Teatro Lauro Rossi: l’artista, l’uomo e “Il catalogo”
Parigi, una splendida ed eccentrica donna dal vago accento dell’Est piomba nel pied à terre di uno scapolo incallito. Questo l’incipit di una commedia dell’assurdo che ha come protagonisti due testimonial della solitudine: un dongiovanni che cataloga le sue donne e una svampita e invadente straniera che si accampa nella sua casa senza conoscerlo affatto. A dare anima e corpo ai due soggetti Isabella Ferrari ed Ennio Fantastichini, entrambi al centro della scena de “Il Catalogo” di Jean-Claude Carrière.
Le cahier de l’amour
Il catalogo è l’oggetto intorno a cui ruota l’oculato modus vivendi di Jean-Jacques (Fantastichini): egli conserva la sua collezione di donne su questo “quaderno dell’amore”, con tanto di specifica sotto ogni nome e l’aggiunta di date e numero di incontri. Il raccoglitore è solo l’emblema di una vita condotta seguendo riti monotoni e maniacali: le rose tenute nel freezer pronte all’uso, gli abiti tutti identici dai colori blu-grigio, la lozione per capelli prima di uscire dalla porta di casa.
L’armoire
L’altro totem appartiene a lei, Suzanne (Ferrari), ed è l’armadio di cui si appropria e da cui ininterrottamente prende e rimette a posto i suoi abiti, quasi fosse un terzo protagonista. Si tratta dell’incontro di due solitudini disperate, della paura moderna d’innamorarsi e del tentativo di scongiurare questo “morbo”, per lui tramite un controllo esasperato della propria vita sentimentale e, per lei con l’invadenza di spazi altrui attraverso l’imposizione di sé. Niente di più attuale: il terrore dei sentimenti e gli escamotage per evitarli anche a costo di condurre una vita noiosa e a tratti patetica.
L’imprévu
Ma l’imprevisto è dietro l’angolo: il donnaiolo si innamora perdutamente di lei perché è la prima cosa che sfugge al suo controllo, mentre Suzanne è così confusa e spaventata dalla proposta di matrimonio, che quasi pone in discussione il suo desiderio di metter radici.
L’intervista
Incontriamo l’attore Ennio Fantastichini, generoso nell’intervista come sul palco, che è dote solo dei grandi artisti: ci parla del suo sentirsi un uomo-alfa-dominante (giusto per rimanere fedeli al personaggio), che nel branco sceglie la femmina più giovane, della dannazione di amare il mestiere dell’attore che è una “sorta di malattia”, ci spiega che “Il Catalogo” è uno spettacolo di grande tensione emotiva e molto faticoso da interpretare. Afferma che la politica d’oggi danneggia i giovani e sminuisce l’arte, sottolinea come gli introiti della Chiesa basterebbero per sostenere il Fus (Fondo Unico per lo Spettacolo), del fatto che bisogna essere oggi ancor più uniti per non farsi abbattere né ideologicamente né politicamente.
Gli esordi
L’attore ci racconta dei suoi esordi: del suo primo spettacolo, il rivoluzionario “Paradise Now” (1968), per cui fu arrestato a causa del collettivo nudo di scena, di quando in tournée con Dario Fo guadagnava ottomila lire al giorno, dei suoi registi preferiti, cioè di quelli che parlano poco ed entrano in perfetta combine con l’attore.

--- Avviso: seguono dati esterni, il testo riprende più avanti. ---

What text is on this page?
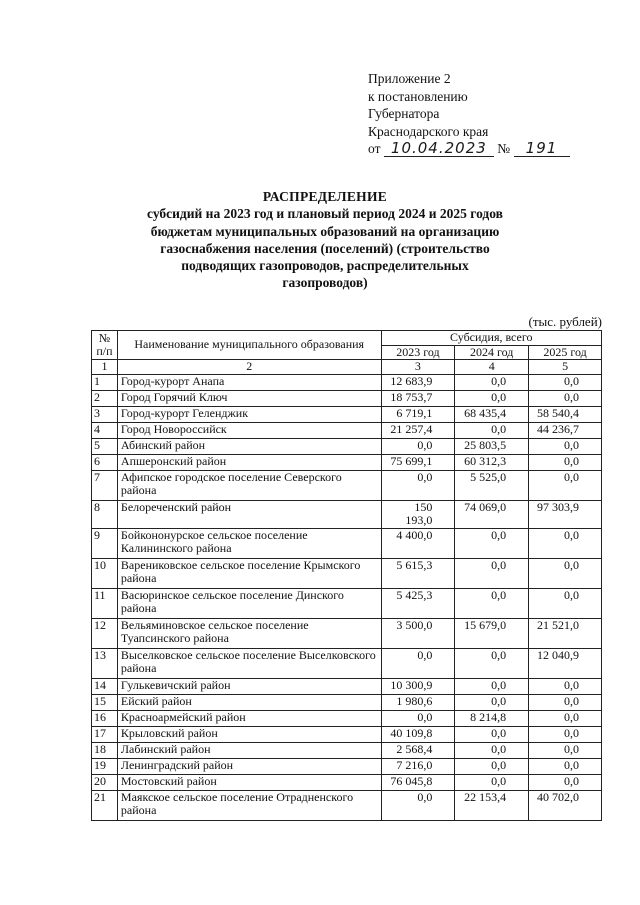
Приложение 2
к постановлению
Губернатора
Краснодарского края
от 10.04.2023 № 191
РАСПРЕДЕЛЕНИЕ
субсидий на 2023 год и плановый период 2024 и 2025 годов
бюджетам муниципальных образований на организацию
газоснабжения населения (поселений) (строительство
подводящих газопроводов, распределительных
газопроводов)
(тыс. рублей)
№ п/п	Наименование муниципального образования	Субсидия, всего		
		2023 год	2024 год	2025 год
1	2	3	4	5
1	Город-курорт Анапа	12 683,9	0,0	0,0
2	Город Горячий Ключ	18 753,7	0,0	0,0
3	Город-курорт Геленджик	6 719,1	68 435,4	58 540,4
4	Город Новороссийск	21 257,4	0,0	44 236,7
5	Абинский район	0,0	25 803,5	0,0
6	Апшеронский район	75 699,1	60 312,3	0,0
7	Афипское городское поселение Северского района	0,0	5 525,0	0,0
8	Белореченский район	150 193,0	74 069,0	97 303,9
9	Бойкононурское сельское поселение Калининского района	4 400,0	0,0	0,0
10	Варениковское сельское поселение Крымского района	5 615,3	0,0	0,0
11	Васюринское сельское поселение Динского района	5 425,3	0,0	0,0
12	Вельяминовское сельское поселение Туапсинского района	3 500,0	15 679,0	21 521,0
13	Выселковское сельское поселение Выселковского района	0,0	0,0	12 040,9
14	Гулькевичский район	10 300,9	0,0	0,0
15	Ейский район	1 980,6	0,0	0,0
16	Красноармейский район	0,0	8 214,8	0,0
17	Крыловский район	40 109,8	0,0	0,0
18	Лабинский район	2 568,4	0,0	0,0
19	Ленинградский район	7 216,0	0,0	0,0
20	Мостовский район	76 045,8	0,0	0,0
21	Маякское сельское поселение Отрадненского района	0,0	22 153,4	40 702,0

Ennio Fantastichini ci lascia un contributo importante: la descrizione del lavoro di costruzione dello spettacolo “ Il Catalogo”, così come l’ha voluta il regista Valerio Binasco, assieme con i due attori protagonisti. Sono state fatte prove di avvicinamento e prove di scena, è stata scelta nella traduzione in italiano una chiave più malinconica per sottolineare chi sia incapace di coltivare relazioni interpersonali, s’è preferito l’accento dell’Est per la brava Isabella Ferrari perché quello francese, più scontato, sembrava lasciarla intrappolata in un cliché. Ennio Fantastichini, sarà perché in rispondenza al suo cognome così degnamente portato, ci ha fatto sentire con i suoi racconti di vita un po’ di quella cosiddetta “magia” del teatro anche fuori dal palcoscenico.